Je n'oublie pas qu'il s'agit d'un reportage de la BBC, c'est-à-dire occidental, que près de 75 000 Mossouliotes ont déjà fui, que 700 000 civils y sont toujours pris au piège de combats qui durent depuis quatre semaines. Mais bon, un fils retrouve sa mère quelque part du côté de Mossoul et c'est toute l'humanité qui est un peu sauvée.

Alors il commence par errer de bus en bus, téléphonant aux uns, se renseignant auprès des autres, suivi par le journaliste de la BBC. Et enfin arrive la libération !

On entend bien le « oummi », « maman » du fils mais vraiment allez voir les images. Celle qui tient le choc, c'est la mère. Le fils, le soldat, l'homme du groupe, est par terre en pleurs. Un gosse qui retrouve sa maman. Une scène universelle.

  • La presse internationale ne se remet pas de l'élection de Donald Trump

Quelquefois c'est utile de s'absenter un peu. En lisant les journaux, disons, de centre gauche ce matin, j'ai eu l'impression qu'une sorte d'Apocalypse trumpienne venait de s'abattre sur la Terre. Je comprends le désarroi de mes confrères mais l'accumulation de prévisions ébouriffantes et de commentaires apocalyptiques devient presque comique.

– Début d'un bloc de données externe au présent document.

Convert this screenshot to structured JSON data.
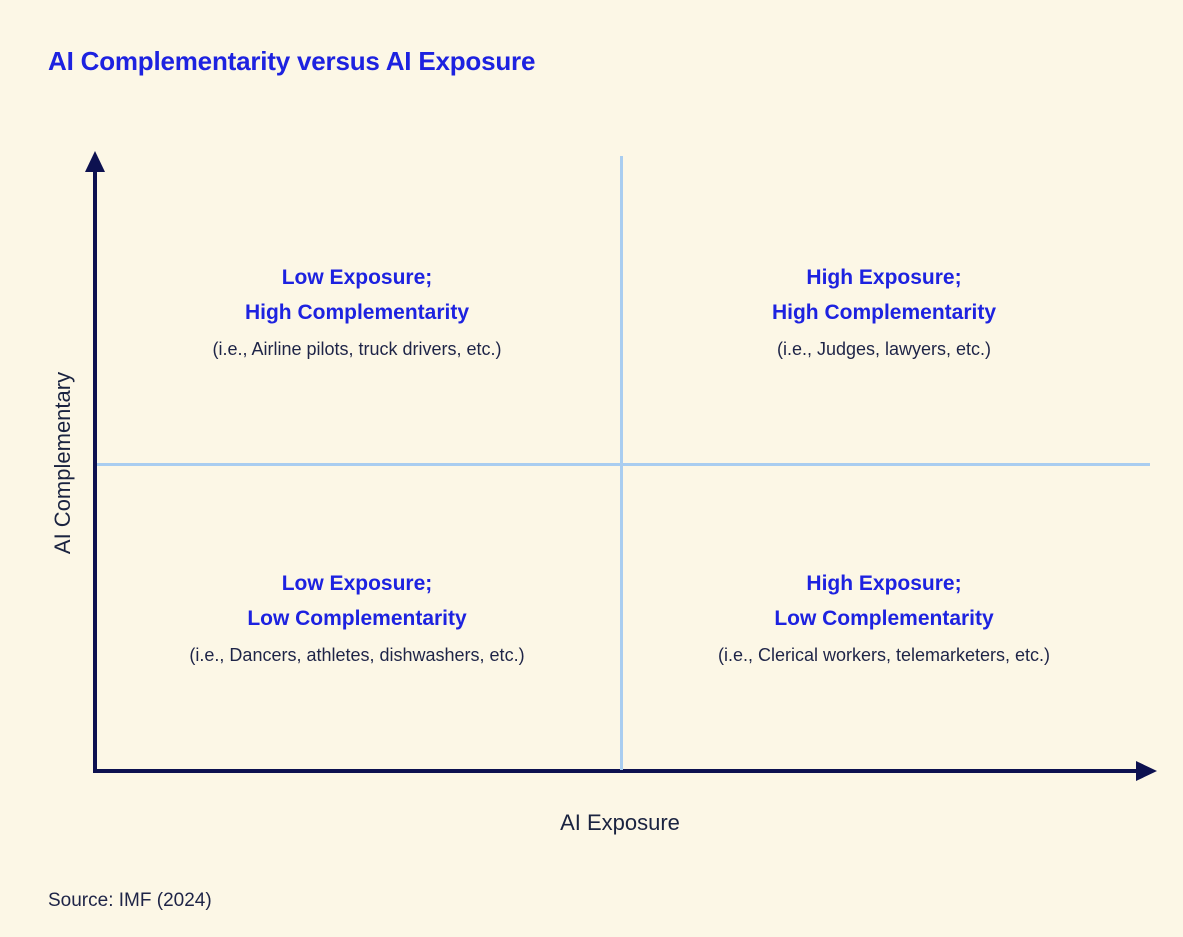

Pour The Independent, à Londres, l'élection de Trump a en quelques jours balayé 1 000 milliards de dollars en bourse. La ruine donc.

C'est d'autant plus grave, ajoute le quotidien, que Trump vient de se rendre compte de l'énormité du boulot qui l'attend : « il a été surpris d'apprendre qu'il lui faudrait remplacer tout le staff présidentiel ».

L'incompétence maintenant. « Et qu'il lui faudra compter sur l'aide de Barack Obama, un homme qualifié de "pire président de l'histoire des Etats-Unis" pendant la campagne ».

Voilà pour la vengeance. La peur maintenant : on la trouve en pages « opinion » du Guardian avec ce titre « Trump a le doigt sur le bouton nucléaire, qu'en fera-t-il ? ». Ou encore avec cet édito d'El País : « Anglo-saxons : la menace de la récession ».

Le combat intime ensuite, comme à la une du New York Times, ce témoignage : « Je suis musulman et mon coloc' soutient Trump ». Sous-entendu : comment dois-je réagir, va-t-il m'égorger pendant la nuit ou me dénoncer à l'immigration ? Il faut dire aussi que Donald Trump n'est pas homme à rassurer les échotiers : en nommant un chef de cabinet, « raciste d'extrême-droite » - ça c'est La Repubblica, en Italie, qui le dit, il provoque « la colère des Juifs et des Musulmans ».